The distribution of changes from Baseline to the end of the study period (either the end of the Primary T reatment Period or the Week 6 Relapse Follow-up Visit for the first on-trial relapse) were statistically significant and clinically meaningful for ULTOMIRIS over placebo for functional disability (HAI [p < 0.0122] as shown in Figure 78 and EDSS [p < 0.0588]) and quality of life (EQ-5D Index [p < 0.0567] and EQ-5D VAS [p < 0.0297]). The results of each of these variables are summarized in Figures 78, Figure 86, Figure 82, and Figure 84 respectively.

As compared with placebo, ULTOMIRIS treatment reduced annualized rates of both on-trial relapse-associated hospitalization (0 vs 14 for placebo, p<0.0001), as shown in Figure 69, and acute relapse treatment (IV methylprednisolone: 0 vs 115 for placebo, p<0.0001 ; plasma exchange: 0 vs 7 for placebo, p<0.0002) as shown in Figures 69 and 70.

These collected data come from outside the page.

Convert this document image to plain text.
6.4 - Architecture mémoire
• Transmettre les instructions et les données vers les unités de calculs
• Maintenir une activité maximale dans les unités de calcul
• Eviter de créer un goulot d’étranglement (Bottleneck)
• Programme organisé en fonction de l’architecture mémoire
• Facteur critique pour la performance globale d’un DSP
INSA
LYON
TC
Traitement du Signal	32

This study shows the surprising observation that over a median treatment duration of 73.5 weeks all 58 patients on ULTOMIRIS remained relapse free.

A safety summary in bullet points is provided below:

• Median study duration: 73.5 weeks for Ultomiris (90.93 weeks for Soliris for the primary treatment period), 84.1 patient-years

• Median study duration exceeds placebo duration from PREVENT (43.1 weeks) and will match Eculizumab from PREVENT at safety update (~99 weeks)

• 100% treatment compliance

• Safety profile is consistent with Soliris and Ultomiris in other indications (as well as Soliris in NMOSD)

• 2 meningococcal infections, but overall rate across indications remains similar to Soliris.